# Stupid intro threads...



## Nighthawk (Aug 25, 2013)

They're always so awkward, aren't they? So... Martial arts forum... Guess I should go into information about what I study. I am a shodan black belt in Shotokan karate and Hakkoryu jujitsu. I study Western martial arts, as well- particularly Scottish sword and shield combat, meaning basket hilt claymore. I study eastern martial arts with Justin Butler Soke at Golden Eagle Shotokan ( http://www.goldeneagleshotokan.com/ ) and western with the Wolves of Dunvegan ( http://www.renscots.org/wolves.aspx ) So there we are... in a nutshell. :asian:

So at this point, I want to give a shout to Dr. Bruce Clayton, author of Shotokan's Secret. At the International San Ten Karate Association's annual summer camp in California this year, things got royally screwed up on the side of the people at the facility of Fish Camp. Those of us from out of state showed up and found out that the Fish Camp people had us scheduled for the wrong weekend, and as a consequence, we had nowhere to stay. Bruce Sensei and his wonderful chef of a wife not only opened their home to us (4 complete strangers) but they fed us and made sure we treated like part of the family. There were two of us- myself included- who were there to test for our shodan rank. We got back to Bruce Sensei's house that night to discover that they had bottles of wine to celebrate, and he gave me an autographed copy of his book signed "Welcome to our world" and never asked for a thing in return. Were it not for Bruce Sensei really going above and beyond the call of duty, we would have been right and royally screwed. Whatever you may think of his book, he is a good man, and now, a good friend. 

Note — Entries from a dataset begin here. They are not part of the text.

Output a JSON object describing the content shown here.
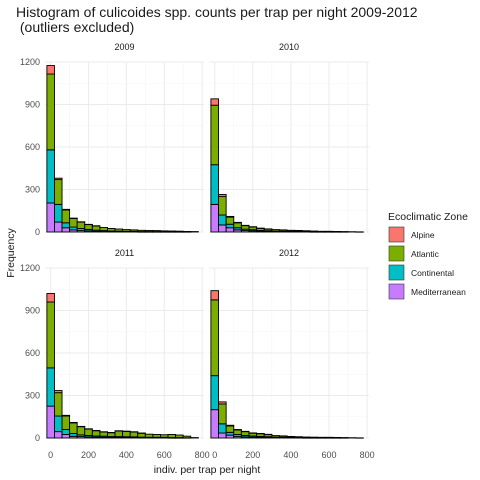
{
  "chart_data": {
    "type": "bar",
    "subtype": "stacked-histogram-facets",
    "title_line1": "Histogram of culicoides spp. counts per trap per night 2009-2012",
    "title_line2": " (outliers excluded)",
    "xlabel": "indiv. per trap per night",
    "ylabel": "Frequency",
    "xlim": [
      -30,
      810
    ],
    "ylim": [
      0,
      1200
    ],
    "x_ticks": [
      0,
      200,
      400,
      600,
      800
    ],
    "y_ticks": [
      0,
      300,
      600,
      900,
      1200
    ],
    "bin_width": 40,
    "bin_centers": [
      0,
      40,
      80,
      120,
      160,
      200,
      240,
      280,
      320,
      360,
      400,
      440,
      480,
      520,
      560,
      600,
      640,
      680,
      720,
      760
    ],
    "grid": true,
    "legend_position": "right",
    "legend": {
      "title": "Ecoclimatic Zone",
      "items": [
        {
          "name": "Alpine",
          "color": "#F8766D"
        },
        {
          "name": "Atlantic",
          "color": "#7CAE00"
        },
        {
          "name": "Continental",
          "color": "#00BFC4"
        },
        {
          "name": "Mediterranean",
          "color": "#C77CFF"
        }
      ]
    },
    "stack_order": [
      "Mediterranean",
      "Continental",
      "Atlantic",
      "Alpine"
    ],
    "panels": [
      {
        "label": "2009",
        "series": [
          {
            "name": "Mediterranean",
            "values": [
              205,
              70,
              30,
              15,
              10,
              8,
              5,
              3,
              2,
              2,
              2,
              2,
              1,
              1,
              1,
              1,
              1,
              1,
              0,
              0
            ]
          },
          {
            "name": "Continental",
            "values": [
              375,
              125,
              35,
              20,
              15,
              10,
              8,
              7,
              5,
              4,
              3,
              3,
              2,
              2,
              2,
              1,
              1,
              1,
              1,
              0
            ]
          },
          {
            "name": "Atlantic",
            "values": [
              535,
              175,
              90,
              60,
              45,
              35,
              30,
              22,
              18,
              15,
              12,
              10,
              9,
              8,
              7,
              6,
              5,
              4,
              3,
              3
            ]
          },
          {
            "name": "Alpine",
            "values": [
              60,
              10,
              5,
              3,
              2,
              1,
              1,
              0,
              0,
              0,
              0,
              0,
              0,
              0,
              0,
              0,
              0,
              0,
              0,
              0
            ]
          }
        ]
      },
      {
        "label": "2010",
        "series": [
          {
            "name": "Mediterranean",
            "values": [
              195,
              50,
              30,
              15,
              10,
              8,
              5,
              4,
              3,
              3,
              2,
              2,
              2,
              1,
              1,
              1,
              1,
              0,
              0,
              0
            ]
          },
          {
            "name": "Continental",
            "values": [
              280,
              70,
              25,
              15,
              10,
              8,
              6,
              5,
              4,
              4,
              3,
              3,
              2,
              2,
              1,
              1,
              1,
              1,
              0,
              0
            ]
          },
          {
            "name": "Atlantic",
            "values": [
              420,
              130,
              50,
              35,
              25,
              20,
              15,
              12,
              10,
              8,
              7,
              6,
              5,
              4,
              3,
              3,
              2,
              2,
              2,
              1
            ]
          },
          {
            "name": "Alpine",
            "values": [
              45,
              15,
              5,
              3,
              2,
              1,
              1,
              1,
              0,
              0,
              0,
              0,
              0,
              0,
              0,
              0,
              0,
              0,
              0,
              0
            ]
          }
        ]
      },
      {
        "label": "2011",
        "series": [
          {
            "name": "Mediterranean",
            "values": [
              225,
              45,
              25,
              12,
              10,
              8,
              6,
              5,
              4,
              4,
              4,
              3,
              2,
              2,
              2,
              2,
              1,
              1,
              0,
              0
            ]
          },
          {
            "name": "Continental",
            "values": [
              270,
              110,
              35,
              20,
              12,
              10,
              8,
              8,
              6,
              6,
              5,
              5,
              4,
              3,
              3,
              3,
              2,
              2,
              1,
              0
            ]
          },
          {
            "name": "Atlantic",
            "values": [
              465,
              165,
              95,
              75,
              58,
              45,
              38,
              30,
              28,
              40,
              38,
              35,
              28,
              22,
              20,
              18,
              22,
              18,
              12,
              3
            ]
          },
          {
            "name": "Alpine",
            "values": [
              60,
              15,
              5,
              3,
              2,
              2,
              1,
              1,
              1,
              1,
              1,
              1,
              1,
              0,
              0,
              0,
              0,
              0,
              0,
              0
            ]
          }
        ]
      },
      {
        "label": "2012",
        "series": [
          {
            "name": "Mediterranean",
            "values": [
              200,
              35,
              20,
              10,
              8,
              6,
              5,
              4,
              3,
              3,
              2,
              2,
              1,
              1,
              1,
              1,
              1,
              0,
              0,
              0
            ]
          },
          {
            "name": "Continental",
            "values": [
              240,
              65,
              20,
              15,
              10,
              8,
              6,
              5,
              4,
              4,
              3,
              2,
              2,
              2,
              1,
              1,
              1,
              1,
              0,
              0
            ]
          },
          {
            "name": "Atlantic",
            "values": [
              535,
              140,
              45,
              32,
              27,
              20,
              20,
              16,
              10,
              8,
              6,
              5,
              4,
              3,
              3,
              3,
              2,
              2,
              2,
              1
            ]
          },
          {
            "name": "Alpine",
            "values": [
              65,
              15,
              5,
              3,
              2,
              2,
              1,
              1,
              0,
              0,
              0,
              0,
              0,
              0,
              0,
              0,
              0,
              0,
              0,
              0
            ]
          }
        ]
      }
    ]
  }
}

So with all that having been said... Here's a picture from Bruce Sensei's porch! From the left- Mike Sensei from my dojo, Bruce Sensei, my student Chris (I teach him with the supervision of Mike and Justin Sensei- and I say with no small pride that he fought- and pissed- off one of the other shodans at the camp. Yeah, that's my boy! And only a green belt, I might add.) Ryan (the other student who was there to test, and incidentally, the adult chapperone for Chris and I since he's more grown up than either one of us, and as a matter of fact, is the youngest black belt Golden Eagle Shotokan has ever produced- Sensei has a general rule of never promoting kids under the age of 16 to shodan- thinks they're not mature enough to handle the responsability.) Justin Butler Soke (the founder of our school, and according to ISKA, the originator of San Tan Jujitsu, although he believes jujitsu has always been in Shotokan and he's just trying to remind us- didn't originate anything) and myself. I passed out hard right after this picture was taken. Ryan and I were exhausted... 

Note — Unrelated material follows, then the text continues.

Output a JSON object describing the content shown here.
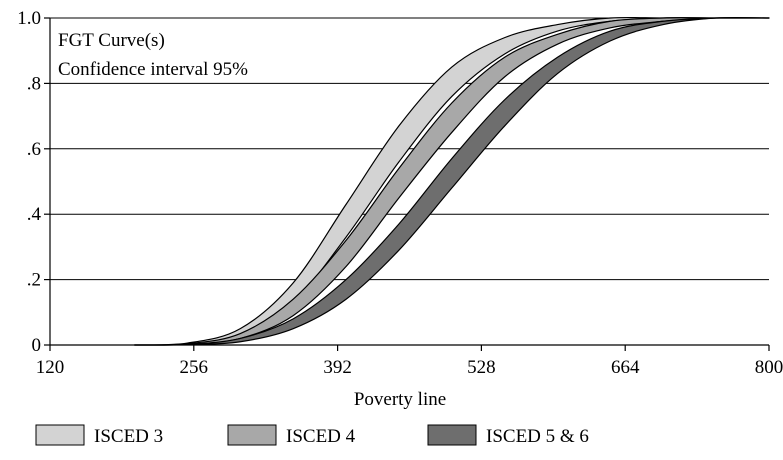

So- now you have an idea of who I am and what I do!


----------



## Nighthawk (Aug 25, 2013)

And one more thing! (I can no longer make edits to my original post...) The people here, at Salmeri Karate (http://salmerikarate.com/index) opened their school to us so we could still have some semblance of a camp.


----------



## Brian R. VanCise (Aug 25, 2013)

Welcome to MartialTalk!


----------



## arnisador (Aug 25, 2013)

Scottish! That is unusual! Good luck!


----------



## Nighthawk (Aug 25, 2013)

arnisador said:


> Scottish! That is unusual! Good luck!



One of the biggest difference between Scots fighting and most others is the way the shield is used. The Scottish targe (round shield) often has a spike coming out of the boss in the center. The shield is intended to be used as an offensive weapon much more so than in most other cultures. Scottish shields are typically 18 inches around, wood laminated with thick leather, covered in nails. To give you a clear idea... This is my buddy Dave:


----------



## Takai (Aug 25, 2013)

Welcome to MT. That photo makes me really regret missing our local Highland Games this year.


----------



## sfs982000 (Aug 26, 2013)

Welcome to the forums!


----------



## Happy-Papi (Aug 29, 2013)

Welcome!


----------



## Xue Sheng (Aug 29, 2013)

Welcome to MT


----------



## Steve (Aug 29, 2013)

Well, as they say, "If it's not Scottish, it's crap!"

Welcome to Martial Talk.  It sounds like you have a diverse background, but frankly, I've seen intro threads far more stupid than this.   I'll try to dumb it up a little for you.


----------



## Nighthawk (Aug 29, 2013)

Awesome! Thanks! Needs some dumbin' down... And speaking of which, no training for me tonight! Broncos are on, and I'm going camping this weekend, so I'm watching football and packing.


----------



## Steve (Aug 29, 2013)

Seahawks are about to kick off.

Sent from my SPH-L710 using Tapatalk 2


----------



## Yondanchris (Sep 22, 2013)

Welcome to MT! Lots of traditional martial arts talk around here!


----------